In the 2nd week of January 2017 the building contractors moved into the Fernley Observatory and thus opened a new chapter for this iconic building. Three years ago the Fernley Observatory Heritage Group was formed to help save this Grade II listed building, which was in a state of progressive decay. Our goals are to preserve the building for the long term enjoyment of the general public and provide an education resource in the field of Astronomy.
We began the task of building the interest of the public through regular summer Open Days between 2014 and 2016. This encouraged at least 2,000 people to visit the Observatory. These visitors included two Cub Scout packs of nearly 40 children and a number of other local groups, leaving us with a bulging Visitors’ Book full of complimentary remarks, confirming our belief that the saving the Observatory was a very worthwhile project.
A presentation to the Southport Lions in late 2015 provided the magnificent sum of £1,600 for a set of new doors to the ground floor, which doubtless provided the catalyst for the full restoration. £700 has also been raised for the restoration of the Biblical inscription around the inside of the dome; together with £2,500 for maintenance items the building will inevitably require in the future.
In 2016, money for the complete refurbishment of the Observatory was allocated by Sefton MBC through Section 106 funding. This is essentially a levy placed upon developers which must be spent on improvements to the environment of the Borough. It is quite separate from revenue raised from Council Tax payers and has no adverse impact on the statutory services provided by the Council.
The Southport Astronomical Society carried out some major refurbishment to the 1869 Cooke telescope which is the centre piece of the Observatory and eloquently informed the public about the history of the Observatory on our Open Days.
During 2016, Sefton MBC had had the building surveyed by an independent restoration company and by the autumn tenders were drawn up and circulated to companies deemed competent to carry out such a traditional building refurbishment.
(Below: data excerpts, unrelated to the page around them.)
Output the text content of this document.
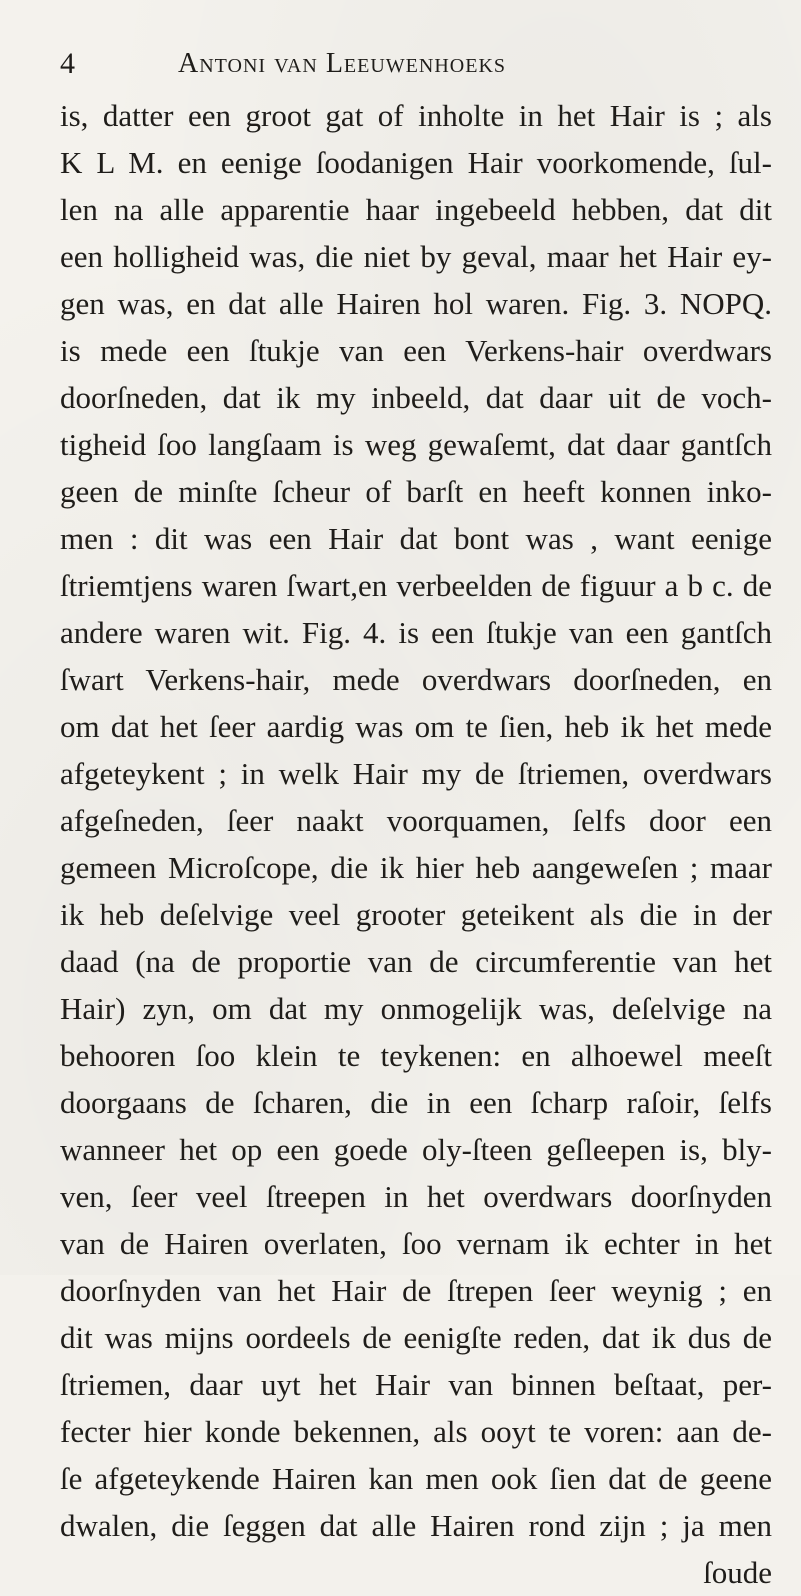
4	Antoni van Leeuwenhoeks
is, datter een groot gat of inholte in het Hair is ; als
K L M. en eenige ſoodanigen Hair voorkomende, ſul-
len na alle apparentie haar ingebeeld hebben, dat dit
een holligheid was, die niet by geval, maar het Hair ey-
gen was, en dat alle Hairen hol waren. Fig. 3. NOPQ.
is mede een ſtukje van een Verkens-hair overdwars
doorſneden, dat ik my inbeeld, dat daar uit de voch-
tigheid ſoo langſaam is weg gewaſemt, dat daar gantſch
geen de minſte ſcheur of barſt en heeft konnen inko-
men : dit was een Hair dat bont was , want eenige
ſtriemtjens waren ſwart,en verbeelden de figuur a b c. de
andere waren wit. Fig. 4. is een ſtukje van een gantſch
ſwart Verkens-hair, mede overdwars doorſneden, en
om dat het ſeer aardig was om te ſien, heb ik het mede
afgeteykent ; in welk Hair my de ſtriemen, overdwars
afgeſneden, ſeer naakt voorquamen, ſelfs door een
gemeen Microſcope, die ik hier heb aangeweſen ; maar
ik heb deſelvige veel grooter geteikent als die in der
daad (na de proportie van de circumferentie van het
Hair) zyn, om dat my onmogelijk was, deſelvige na
behooren ſoo klein te teykenen: en alhoewel meeſt
doorgaans de ſcharen, die in een ſcharp raſoir, ſelfs
wanneer het op een goede oly-ſteen geſleepen is, bly-
ven, ſeer veel ſtreepen in het overdwars doorſnyden
van de Hairen overlaten, ſoo vernam ik echter in het
doorſnyden van het Hair de ſtrepen ſeer weynig ; en
dit was mijns oordeels de eenigſte reden, dat ik dus de
ſtriemen, daar uyt het Hair van binnen beſtaat, per-
fecter hier konde bekennen, als ooyt te voren: aan de-
ſe afgeteykende Hairen kan men ook ſien dat de geene
dwalen, die ſeggen dat alle Hairen rond zijn ; ja men
ſoude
Maysand Ltd from Oldham were ultimately awarded the contract with Kirk Scaffolding constructing the protective enclosure within which work could proceed, independent of the weather.
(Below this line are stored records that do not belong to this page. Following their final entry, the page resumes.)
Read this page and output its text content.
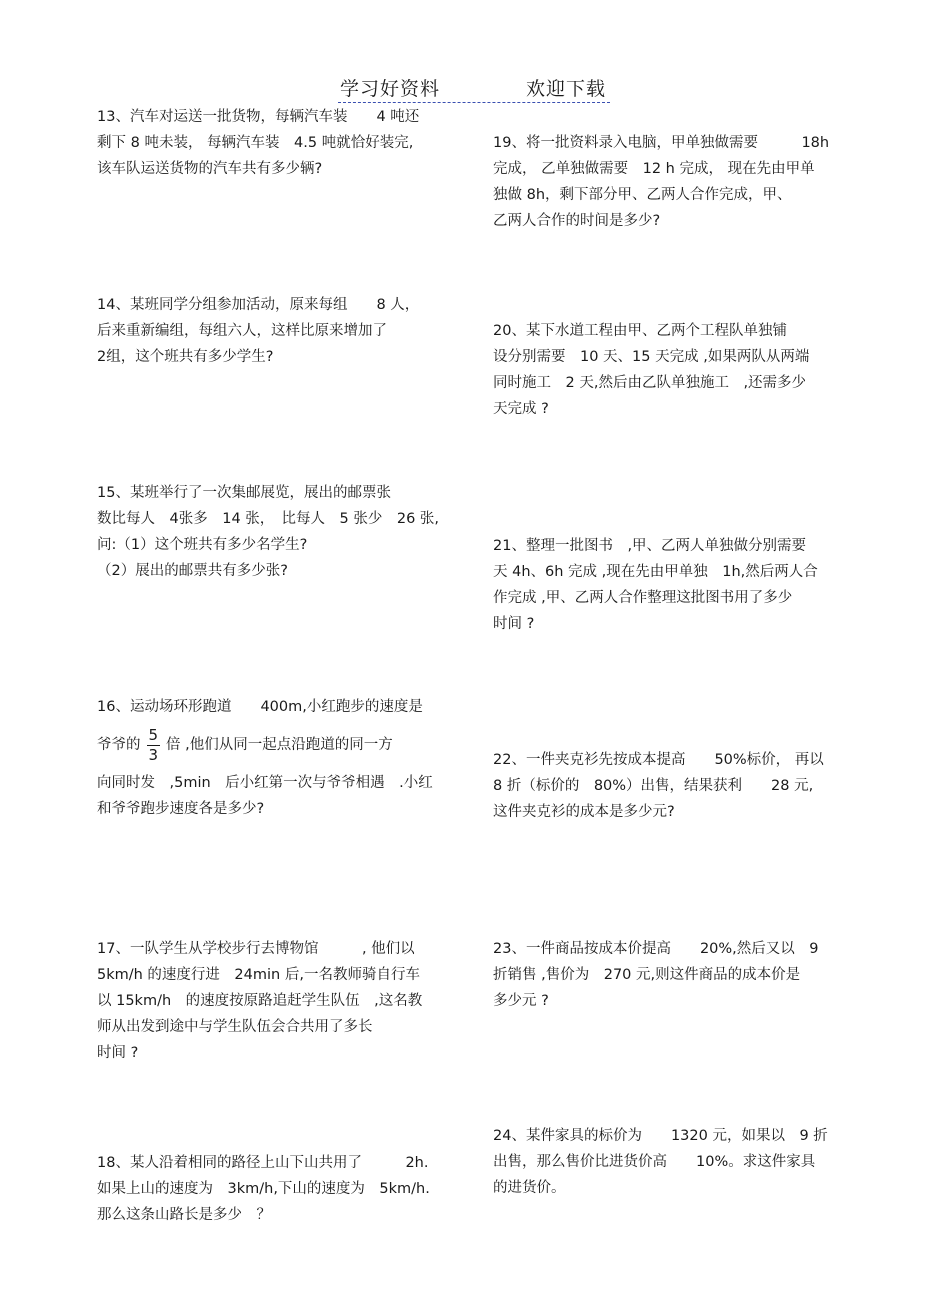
学习好资料	欢迎下载
13、汽车对运送一批货物，每辆汽车装　　4 吨还
剩下 8 吨未装， 每辆汽车装　4.5 吨就恰好装完,
该车队运送货物的汽车共有多少辆?
14、某班同学分组参加活动，原来每组　　8 人，
后来重新编组，每组六人，这样比原来增加了
2组，这个班共有多少学生?
15、某班举行了一次集邮展览，展出的邮票张
数比每人　4张多　14 张，　比每人　5 张少　26 张,
问:（1）这个班共有多少名学生?
（2）展出的邮票共有多少张?
16、运动场环形跑道　　400m,小红跑步的速度是
爷爷的 $\frac{5}{3}$ 倍 ,他们从同一起点沿跑道的同一方
向同时发　,5min　后小红第一次与爷爷相遇　.小红
和爷爷跑步速度各是多少?
17、一队学生从学校步行去博物馆　　　, 他们以
5km/h 的速度行进　24min 后,一名教师骑自行车
以 15km/h　的速度按原路追赶学生队伍　,这名教
师从出发到途中与学生队伍会合共用了多长
时间 ?
18、某人沿着相同的路径上山下山共用了　　　2h.
如果上山的速度为　3km/h,下山的速度为　5km/h.
那么这条山路长是多少　？
19、将一批资料录入电脑，甲单独做需要　　　18h
完成， 乙单独做需要　12 h 完成， 现在先由甲单
独做 8h，剩下部分甲、乙两人合作完成，甲、
乙两人合作的时间是多少?
20、某下水道工程由甲、乙两个工程队单独铺
设分别需要　10 天、15 天完成 ,如果两队从两端
同时施工　2 天,然后由乙队单独施工　,还需多少
天完成 ?
21、整理一批图书　,甲、乙两人单独做分别需要
天 4h、6h 完成 ,现在先由甲单独　1h,然后两人合
作完成 ,甲、乙两人合作整理这批图书用了多少
时间 ?
22、一件夹克衫先按成本提高　　50%标价， 再以
8 折（标价的　80%）出售，结果获利　　28 元,
这件夹克衫的成本是多少元?
23、一件商品按成本价提高　　20%,然后又以　9
折销售 ,售价为　270 元,则这件商品的成本价是
多少元 ?
24、某件家具的标价为　　1320 元，如果以　9 折
出售，那么售价比进货价高　　10%。求这件家具
的进货价。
Maysand came on site in January 2016 for the anticipated 16-week renovation project, to bring the whole building back to full specification and repair the damage done by man and weather. Skilled craftsmen from Maysand have been busy on all aspects of the work, including replacement of nine wooden panels to the upper floor, removal of the heavy copper cladding to the dome, full re-waterproofing of the roof and dome, repainting, and re-pointing of the lower floor brickwork.
We are now convinced that a new dawn will rise over the hill upon which stands a building of national significance, heralding the beginning of the educational phase of our project.
Watch this website to keep up to date on progress.
(More pictures are on the Media page!)
We are pleased to report that in the face of stiff competition, our associated Group, the Southport Astronomical Society, has been awarded a grant of £500 from the Skipton Building Society under their Grassroots Giving scheme to provide an illustrated notice board to be erected close to the Observatory. This will describe the history of the Observatory and note its founding fathers.
No longer will people gaze at the building having to wonder what its purpose was. All the information will be there for the reading!
Thanks to all who voted online to enable them to achieve this funding!